- El Gobierno de Minas Gerais prevé recaudar R$ 10 mil millones con la privatización de Copasa.
- La compañía atiende a 636 municipios y reportó un lucro líquido de R$ 1,42 mil millones en 2025.
- La participación del estado en Copasa se reducirá del 50,3% al 5% tras la privatización.
- El proceso de privatización enfrenta la supervisión del Tribunal de Cuentas del Estado, que ha restringido la venta del control accionario.
- La oferta de acciones se realizará en dos etapas, con un 30% destinado a un accionista de referencia y un 15% al mercado.
- Se espera que la privatización se complete antes de finalizar el primer semestre de 2026.
En las próximas semanas, el Gobierno de Minas Gerais anunciará los detalles finales del proceso de privatización de Copasa, la estatal de saneamiento que opera en el 74% del estado. Esta privatización, que fue una promesa de campaña del exgobernador Romeu Zema desde 2018, ha cobrado impulso en los últimos meses debido a la proximidad del calendario electoral.
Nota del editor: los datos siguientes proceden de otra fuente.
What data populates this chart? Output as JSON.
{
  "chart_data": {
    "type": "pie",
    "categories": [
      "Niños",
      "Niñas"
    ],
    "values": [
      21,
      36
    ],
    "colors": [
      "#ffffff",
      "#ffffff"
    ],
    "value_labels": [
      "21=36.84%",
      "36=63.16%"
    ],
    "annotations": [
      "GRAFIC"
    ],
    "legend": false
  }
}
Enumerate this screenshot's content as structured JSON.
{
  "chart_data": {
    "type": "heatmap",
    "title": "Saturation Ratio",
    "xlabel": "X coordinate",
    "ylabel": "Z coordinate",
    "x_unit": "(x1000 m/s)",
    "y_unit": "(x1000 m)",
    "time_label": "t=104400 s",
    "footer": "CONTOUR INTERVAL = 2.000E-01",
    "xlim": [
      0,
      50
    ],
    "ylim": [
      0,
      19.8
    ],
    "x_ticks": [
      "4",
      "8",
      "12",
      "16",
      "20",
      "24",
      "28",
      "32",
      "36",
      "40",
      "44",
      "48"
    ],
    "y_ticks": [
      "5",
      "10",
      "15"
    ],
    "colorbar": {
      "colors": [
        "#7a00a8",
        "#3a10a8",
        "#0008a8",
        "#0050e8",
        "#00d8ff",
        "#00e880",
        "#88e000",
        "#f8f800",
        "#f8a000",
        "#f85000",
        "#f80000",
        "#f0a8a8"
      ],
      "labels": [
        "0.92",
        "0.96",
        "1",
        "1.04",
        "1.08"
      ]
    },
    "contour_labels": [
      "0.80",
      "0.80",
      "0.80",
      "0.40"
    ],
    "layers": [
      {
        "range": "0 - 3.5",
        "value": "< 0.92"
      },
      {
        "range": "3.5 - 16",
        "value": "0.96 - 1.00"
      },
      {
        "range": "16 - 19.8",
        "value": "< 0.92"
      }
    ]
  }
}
La compañía, que reportó un lucro líquido de R$ 1,42 mil millones en 2025, atiende a 636 municipios y se espera que la venta genere aproximadamente R$ 10 mil millones, que se destinarán a amortizar la deuda del estado con la Unión, actualmente en R$ 180 mil millones.
La privatización de Copasa se justifica bajo el argumento de que permitirá reducir los gastos del estado y generar recursos para inversiones en infraestructura y saneamiento. El gobierno sostiene que la desestatización mejorará la calidad de los servicios prestados y acelerará los proyectos de saneamiento en Minas Gerais. Sin embargo, este enfoque contrasta con el modelo adoptado en São Paulo, donde la privatización se ha presentado como una forma de anticipar las metas de universalización del acceso al agua y saneamiento.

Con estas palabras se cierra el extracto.